There was a water station right before the mile marker, so I grabbed a Dixie cup of water and made it through about half of it before we reached the marker and started running again. I think the water was too little, too late (and too cold), but it probably helped me finish stronger than I would have.
At one point after Mile 2, a mom and her four-year-old daughter passed us. Sheryl and I had been passed during the Get Luckey 5K in February by a shuffling octogenarian, so we figured that getting passed by a four-year-old was a new low for us. Honestly, though, I was in such rough shape at that point in the run that I didn’t care who passed me. I just wanted the thing to be over.
But we ended up chatting with another runner about our age for the last mile or so, and both she and Sheryl helped me keep focused on not sucking (i.e. running with good form, even though I was exhausted). The conversation helped keep my mind off the fact that I really felt like I had chosen poorly and not prepared properly for this 5K.
Actually, as we were turning the last couple of corners of the course, I was reminded that Sheryl had been in my same position at this point in the race the previous year: I had been doing OK, but she was having a rough time.
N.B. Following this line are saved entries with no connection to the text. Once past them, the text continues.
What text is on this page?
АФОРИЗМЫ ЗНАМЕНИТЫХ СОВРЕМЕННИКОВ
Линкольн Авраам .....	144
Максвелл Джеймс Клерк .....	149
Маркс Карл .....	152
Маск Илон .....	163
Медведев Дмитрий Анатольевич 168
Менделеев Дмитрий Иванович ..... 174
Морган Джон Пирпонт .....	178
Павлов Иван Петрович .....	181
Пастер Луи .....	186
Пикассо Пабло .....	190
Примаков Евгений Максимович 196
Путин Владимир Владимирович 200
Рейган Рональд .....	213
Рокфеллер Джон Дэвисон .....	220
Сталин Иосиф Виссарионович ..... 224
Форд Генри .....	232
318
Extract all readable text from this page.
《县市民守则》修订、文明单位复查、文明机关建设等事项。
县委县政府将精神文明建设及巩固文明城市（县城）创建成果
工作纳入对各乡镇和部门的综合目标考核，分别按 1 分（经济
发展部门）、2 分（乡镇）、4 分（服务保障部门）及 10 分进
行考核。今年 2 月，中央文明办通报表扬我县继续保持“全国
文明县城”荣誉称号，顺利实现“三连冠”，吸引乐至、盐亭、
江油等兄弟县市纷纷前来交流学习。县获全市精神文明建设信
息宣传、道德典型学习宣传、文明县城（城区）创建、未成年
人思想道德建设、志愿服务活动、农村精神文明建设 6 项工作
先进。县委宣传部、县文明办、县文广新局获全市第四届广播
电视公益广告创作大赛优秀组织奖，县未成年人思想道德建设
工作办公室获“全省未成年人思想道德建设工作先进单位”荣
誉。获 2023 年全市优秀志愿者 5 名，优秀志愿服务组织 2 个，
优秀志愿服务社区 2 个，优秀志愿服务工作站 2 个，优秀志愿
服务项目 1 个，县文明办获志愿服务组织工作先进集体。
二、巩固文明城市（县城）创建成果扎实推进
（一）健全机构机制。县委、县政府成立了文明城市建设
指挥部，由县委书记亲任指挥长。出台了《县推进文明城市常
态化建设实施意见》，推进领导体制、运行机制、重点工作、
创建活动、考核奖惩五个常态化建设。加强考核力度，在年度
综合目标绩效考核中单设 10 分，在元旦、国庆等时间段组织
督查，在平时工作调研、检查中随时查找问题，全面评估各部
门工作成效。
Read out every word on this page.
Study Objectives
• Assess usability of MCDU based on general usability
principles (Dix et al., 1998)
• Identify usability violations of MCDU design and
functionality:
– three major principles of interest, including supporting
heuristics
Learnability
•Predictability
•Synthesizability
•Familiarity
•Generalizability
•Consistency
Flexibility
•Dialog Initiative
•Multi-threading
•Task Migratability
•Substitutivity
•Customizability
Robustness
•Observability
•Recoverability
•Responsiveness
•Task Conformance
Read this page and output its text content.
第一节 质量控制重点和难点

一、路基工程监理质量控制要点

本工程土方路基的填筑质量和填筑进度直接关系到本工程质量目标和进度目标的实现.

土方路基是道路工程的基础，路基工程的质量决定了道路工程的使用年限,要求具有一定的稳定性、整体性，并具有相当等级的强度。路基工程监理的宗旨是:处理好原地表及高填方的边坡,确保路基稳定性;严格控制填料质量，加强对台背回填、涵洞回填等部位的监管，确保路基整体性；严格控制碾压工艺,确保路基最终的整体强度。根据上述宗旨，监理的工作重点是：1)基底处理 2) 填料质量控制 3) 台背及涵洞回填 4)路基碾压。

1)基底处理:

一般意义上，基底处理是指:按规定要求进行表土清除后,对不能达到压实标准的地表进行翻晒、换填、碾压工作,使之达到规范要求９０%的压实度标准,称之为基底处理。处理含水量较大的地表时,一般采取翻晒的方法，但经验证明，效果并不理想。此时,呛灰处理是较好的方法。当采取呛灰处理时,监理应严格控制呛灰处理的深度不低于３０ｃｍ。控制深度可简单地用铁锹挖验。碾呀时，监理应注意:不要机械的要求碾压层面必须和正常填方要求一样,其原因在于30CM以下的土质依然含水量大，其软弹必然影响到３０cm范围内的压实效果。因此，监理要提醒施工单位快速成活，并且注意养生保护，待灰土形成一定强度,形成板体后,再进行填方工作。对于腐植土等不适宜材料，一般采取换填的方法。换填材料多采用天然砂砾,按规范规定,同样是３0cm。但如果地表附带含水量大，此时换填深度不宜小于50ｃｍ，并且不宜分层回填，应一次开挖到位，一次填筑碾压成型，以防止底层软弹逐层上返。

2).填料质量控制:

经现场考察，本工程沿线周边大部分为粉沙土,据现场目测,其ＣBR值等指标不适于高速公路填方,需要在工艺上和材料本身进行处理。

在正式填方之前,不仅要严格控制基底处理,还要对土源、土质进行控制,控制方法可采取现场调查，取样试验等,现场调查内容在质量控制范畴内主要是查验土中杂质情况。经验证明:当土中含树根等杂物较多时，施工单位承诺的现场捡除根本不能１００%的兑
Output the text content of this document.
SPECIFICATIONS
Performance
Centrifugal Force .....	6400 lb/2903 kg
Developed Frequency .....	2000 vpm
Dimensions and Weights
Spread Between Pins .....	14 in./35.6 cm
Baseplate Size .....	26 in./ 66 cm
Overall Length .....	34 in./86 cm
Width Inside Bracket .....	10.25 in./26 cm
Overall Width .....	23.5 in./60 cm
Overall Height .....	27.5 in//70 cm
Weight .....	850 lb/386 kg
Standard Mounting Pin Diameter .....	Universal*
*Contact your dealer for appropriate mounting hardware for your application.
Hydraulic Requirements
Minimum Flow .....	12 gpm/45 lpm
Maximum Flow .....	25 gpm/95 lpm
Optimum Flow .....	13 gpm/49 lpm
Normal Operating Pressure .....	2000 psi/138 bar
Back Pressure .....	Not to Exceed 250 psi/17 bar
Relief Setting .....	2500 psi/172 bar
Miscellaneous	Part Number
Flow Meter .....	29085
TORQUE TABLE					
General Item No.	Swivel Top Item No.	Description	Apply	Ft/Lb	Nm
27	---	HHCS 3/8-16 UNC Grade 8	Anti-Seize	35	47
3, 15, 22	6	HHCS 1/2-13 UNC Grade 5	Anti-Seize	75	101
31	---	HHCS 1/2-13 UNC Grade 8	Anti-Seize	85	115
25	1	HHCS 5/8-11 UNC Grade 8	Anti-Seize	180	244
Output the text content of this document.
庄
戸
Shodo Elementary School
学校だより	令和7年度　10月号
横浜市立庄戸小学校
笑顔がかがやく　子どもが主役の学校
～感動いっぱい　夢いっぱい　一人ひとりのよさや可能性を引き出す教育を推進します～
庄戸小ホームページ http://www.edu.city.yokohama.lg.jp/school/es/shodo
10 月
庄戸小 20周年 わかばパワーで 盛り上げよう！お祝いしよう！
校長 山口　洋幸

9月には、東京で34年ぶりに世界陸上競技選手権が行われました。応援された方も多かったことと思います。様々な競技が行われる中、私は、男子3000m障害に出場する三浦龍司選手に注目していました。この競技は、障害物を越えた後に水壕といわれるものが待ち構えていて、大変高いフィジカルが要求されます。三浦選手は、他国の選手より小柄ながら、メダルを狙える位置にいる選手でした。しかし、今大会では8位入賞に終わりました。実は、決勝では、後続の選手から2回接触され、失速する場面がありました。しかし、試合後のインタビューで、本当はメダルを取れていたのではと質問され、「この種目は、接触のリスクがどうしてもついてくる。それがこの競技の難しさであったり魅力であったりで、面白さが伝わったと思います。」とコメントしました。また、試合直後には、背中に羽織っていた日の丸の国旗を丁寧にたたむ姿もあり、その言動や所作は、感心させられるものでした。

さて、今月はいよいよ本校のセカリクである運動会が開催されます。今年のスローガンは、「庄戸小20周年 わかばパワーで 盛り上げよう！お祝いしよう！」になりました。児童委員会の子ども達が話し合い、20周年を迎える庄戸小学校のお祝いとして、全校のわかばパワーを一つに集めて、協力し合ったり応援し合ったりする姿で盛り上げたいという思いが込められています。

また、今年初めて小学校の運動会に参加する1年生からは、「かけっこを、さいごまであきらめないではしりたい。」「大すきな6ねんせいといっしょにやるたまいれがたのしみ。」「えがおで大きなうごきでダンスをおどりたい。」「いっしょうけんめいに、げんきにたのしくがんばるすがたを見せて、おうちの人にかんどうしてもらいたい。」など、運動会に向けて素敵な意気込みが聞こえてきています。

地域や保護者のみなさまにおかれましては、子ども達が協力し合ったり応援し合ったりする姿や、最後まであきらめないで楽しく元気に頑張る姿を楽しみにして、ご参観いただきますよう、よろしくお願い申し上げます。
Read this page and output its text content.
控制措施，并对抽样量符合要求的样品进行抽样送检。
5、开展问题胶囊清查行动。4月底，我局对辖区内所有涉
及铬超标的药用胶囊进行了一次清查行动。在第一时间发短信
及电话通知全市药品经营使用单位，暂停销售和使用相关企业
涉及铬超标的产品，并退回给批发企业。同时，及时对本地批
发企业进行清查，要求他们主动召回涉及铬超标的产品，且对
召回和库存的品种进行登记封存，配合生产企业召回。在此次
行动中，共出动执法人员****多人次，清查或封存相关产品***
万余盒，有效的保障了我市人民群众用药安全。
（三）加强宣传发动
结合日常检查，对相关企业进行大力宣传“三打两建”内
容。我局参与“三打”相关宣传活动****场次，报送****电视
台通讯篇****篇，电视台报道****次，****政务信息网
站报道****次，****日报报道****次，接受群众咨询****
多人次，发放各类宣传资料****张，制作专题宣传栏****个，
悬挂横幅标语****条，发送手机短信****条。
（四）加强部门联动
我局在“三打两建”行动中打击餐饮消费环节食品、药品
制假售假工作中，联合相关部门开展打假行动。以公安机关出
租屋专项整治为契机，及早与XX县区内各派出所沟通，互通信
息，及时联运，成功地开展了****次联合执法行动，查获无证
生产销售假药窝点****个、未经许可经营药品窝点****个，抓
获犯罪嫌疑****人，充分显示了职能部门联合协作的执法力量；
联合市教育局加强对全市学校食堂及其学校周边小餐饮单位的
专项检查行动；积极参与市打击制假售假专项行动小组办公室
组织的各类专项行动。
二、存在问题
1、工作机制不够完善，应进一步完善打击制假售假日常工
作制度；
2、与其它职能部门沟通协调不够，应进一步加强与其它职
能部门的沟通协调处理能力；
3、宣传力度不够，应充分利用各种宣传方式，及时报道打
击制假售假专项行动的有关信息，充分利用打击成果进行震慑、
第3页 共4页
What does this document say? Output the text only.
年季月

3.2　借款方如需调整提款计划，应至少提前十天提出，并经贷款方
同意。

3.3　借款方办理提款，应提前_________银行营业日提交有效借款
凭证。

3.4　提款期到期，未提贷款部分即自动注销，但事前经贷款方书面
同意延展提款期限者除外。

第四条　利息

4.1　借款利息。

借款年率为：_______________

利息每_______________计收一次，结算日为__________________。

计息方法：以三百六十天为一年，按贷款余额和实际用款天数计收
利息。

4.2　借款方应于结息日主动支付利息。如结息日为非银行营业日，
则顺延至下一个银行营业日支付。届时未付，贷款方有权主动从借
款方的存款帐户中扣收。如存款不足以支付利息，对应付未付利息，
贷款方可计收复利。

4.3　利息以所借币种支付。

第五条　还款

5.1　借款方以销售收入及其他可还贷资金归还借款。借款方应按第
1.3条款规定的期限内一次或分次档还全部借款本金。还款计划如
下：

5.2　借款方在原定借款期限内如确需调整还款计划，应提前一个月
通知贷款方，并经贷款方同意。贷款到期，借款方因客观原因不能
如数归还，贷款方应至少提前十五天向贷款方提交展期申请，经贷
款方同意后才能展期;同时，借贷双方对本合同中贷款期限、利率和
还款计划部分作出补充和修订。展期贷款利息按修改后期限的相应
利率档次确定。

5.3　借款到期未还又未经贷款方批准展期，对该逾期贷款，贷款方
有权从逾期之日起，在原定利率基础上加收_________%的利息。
Thing was, last year, I wasn’t doing OK enough to be able to coach her on — in fact, I only had one speed, and it was faster than her one speed, so her friend Don (the half-marathoner who joined us for fun and support) played the role of coach.
We got to the final straightaway, and could see the big blue Finish Line. But I didn’t have anything left. I tried not to stop, but I seriously couldn’t do it. I slowed to a walk — just for a few yards, just enough to catch my breath — then Sheryl reached back and took my hand and we ran together, hand-in-hand, for a moment. Then we started joking about how all the spectators (all dozen of them) would be saying things to each other about the cute lesbians, and we eventually let go as we started the sprint to the finish.
I say “sprint to the finish,” but it felt like more of a slog. I attempted to put a fake-ass smile on my face as we approached the photographers at the finish line, and was only mildly surprised to see that we’d beaten our time from last year.
I felt like I was gonna puke.
We walked down the sidewalk and back, me with my hands on my head, while I caught my breath and decided whether I could stomach some of whatever food was left in the registration lobby — bananas, bagels, donuts, pizza, or just water.
Finally, I felt OK enough to chat with a co-worker, go get a raffle ticket for the door prizes, and wander back into the lobby.
Sheryl went ahead to find me some bottled water, while I got distracted talking to Tammy from Aikido, whom I hadn’t known would be at the race. Alas, Sheryl came back empty-handed — there was no more water to be had. No worries; there were water fountains. And bananas.
We wandered around and talked to various friends and co-workers until the announcement came to file into one of the theaters for the announcements of placement and drawing of door prizes. As always, we were astounded by some of the times of runners much younger and older than us; as always, we failed to win any of the door prizes, even though we’d scammed extra tickets from various places.
As we left, we checked the unofficial results, printed out and taped to the window of the lobby. We finished in 37:33! That’s three minutes faster than last year… but still a minute slower than my first 5K, the year before.
Overall, though, I’m pleased with the results. And I learned a few things. I learned that I do have a 5K in my pocket… pretty much. I learned that if I run without being properly fueled and hydrated, I will run with bad form. And I learned that if I run with bad form, that offset vertebra of mine plays havoc with my lower back later on.
When I do this again next year, perhaps I’ll start training in earnest a little earlier than November. And I’ll eat breakfast.